Here’s the honest truth. My dear one, reading this right now. I know it burns. I get it. I’m right there with you. I’m putting my water pail down. Every second of the day, I’m tempted to pick it back up. And it seems like so many others all around are running at you with their pails of water, to put those flames in your life out too. With well-intentioned platitudes and toxic positivity. And spiritual “Bandaid” Scripture out of context. And my personal favorites: explanations for why your life is what it is and what you should do about it, as if we are all “tiny gods” or something.
Whatever happened to sitting with one another, in sackcloth and ashes? Oh yes, there is risk involved in this. The embers might burn to sit too close to someone else in their ash heap and embers. Maybe that’s why it’s been so lonely these years. But Jesus didn’t distance Himself. He went straight into the fires of Hades for us all.

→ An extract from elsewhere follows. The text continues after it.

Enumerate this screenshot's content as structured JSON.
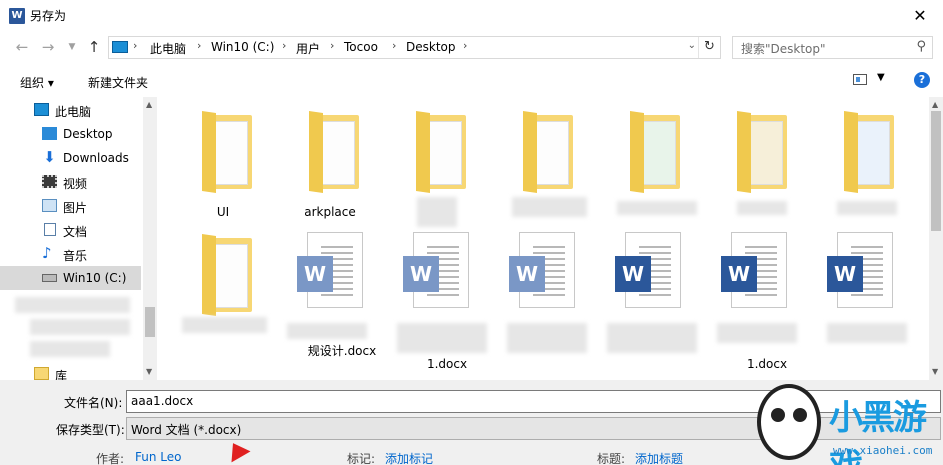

When you start to identify more with people who are pushed to the margins of society, you start to see things so differently. Sitting in hard things with other people starts to feel less scary because your doing it with yourself a lot. I am not saying that I now do this perfectly, but “moving towards” another human in their ashes feels natural now. Covered in my own ash heap and burns, with no intent to hide them, I myself have become a constant reminder of the fragility of life and humans who exist outside of society’s self-labeled “normal”. Kate Bowler, an author who battles stage IV colon cancer, says something like this on a recent podcast: “[Being an obvious human reminder of life’s fragility] is a real smash hit at family gatherings and kid’s birthday parties”. If we’d just truly admit it to ourselves, we are all fragile. We just don’t like to admit it. It’s true, visceral, and causes one’s vision to change drastically. This lens helps me begin to truly notice, pay attention and see those around me, and not ignore them…humans who are whole and beautiful and loved and accepted by Jesus, yet have been pushed to the fringe of society for various unacceptable reasons. Humans of all shapes, sizes, colors, ability, who are burning in their souls about the injustice of it all, yearning for a world that looks like home. Our eternal home. “Thy Kingdom come on earth as it is in Heaven.” Do we believe it?

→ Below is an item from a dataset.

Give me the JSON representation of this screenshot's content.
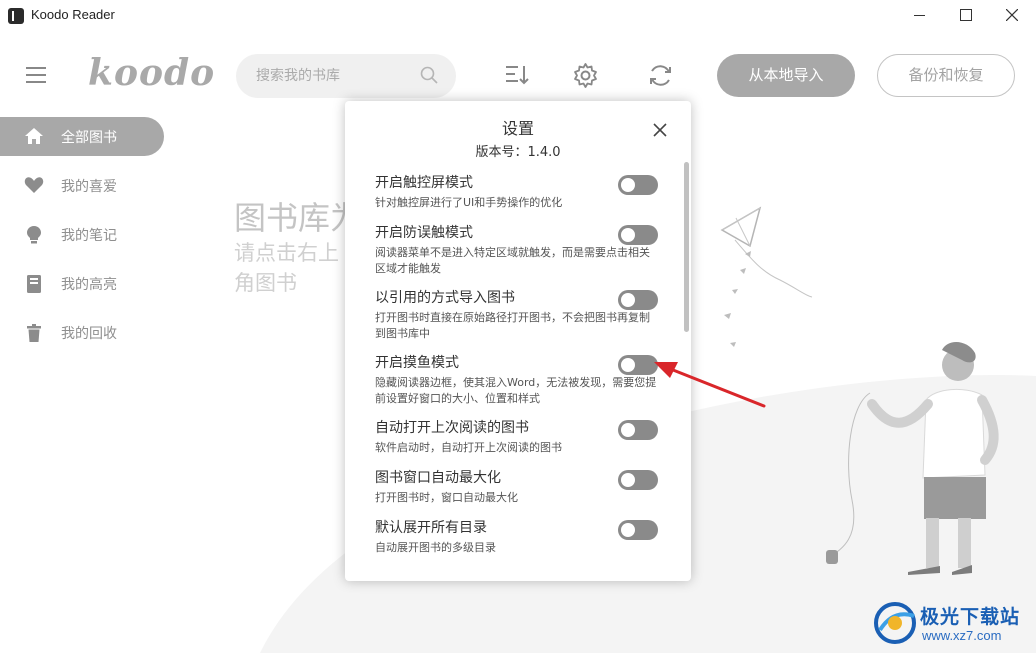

This blog is called “Disabled and Whole”. Whole in Jesus’ eyes. I say in Jesus’ eyes because unfortunately the world as a whole has yet to acknowledge all disabled people as whole people. Even in two years, I have already been affected deeply by the poison that is ableism in our society. Kingdom work here on earth is yet to be done, and that is why, even though it is “far better to be with Christ”, and the days can be so dark at times, I remain here, in hopes to see the light of that fire shine. More to come. But this is a start.
God, it’s utterly painful to do so, but I put down my water pail. Let burn what must.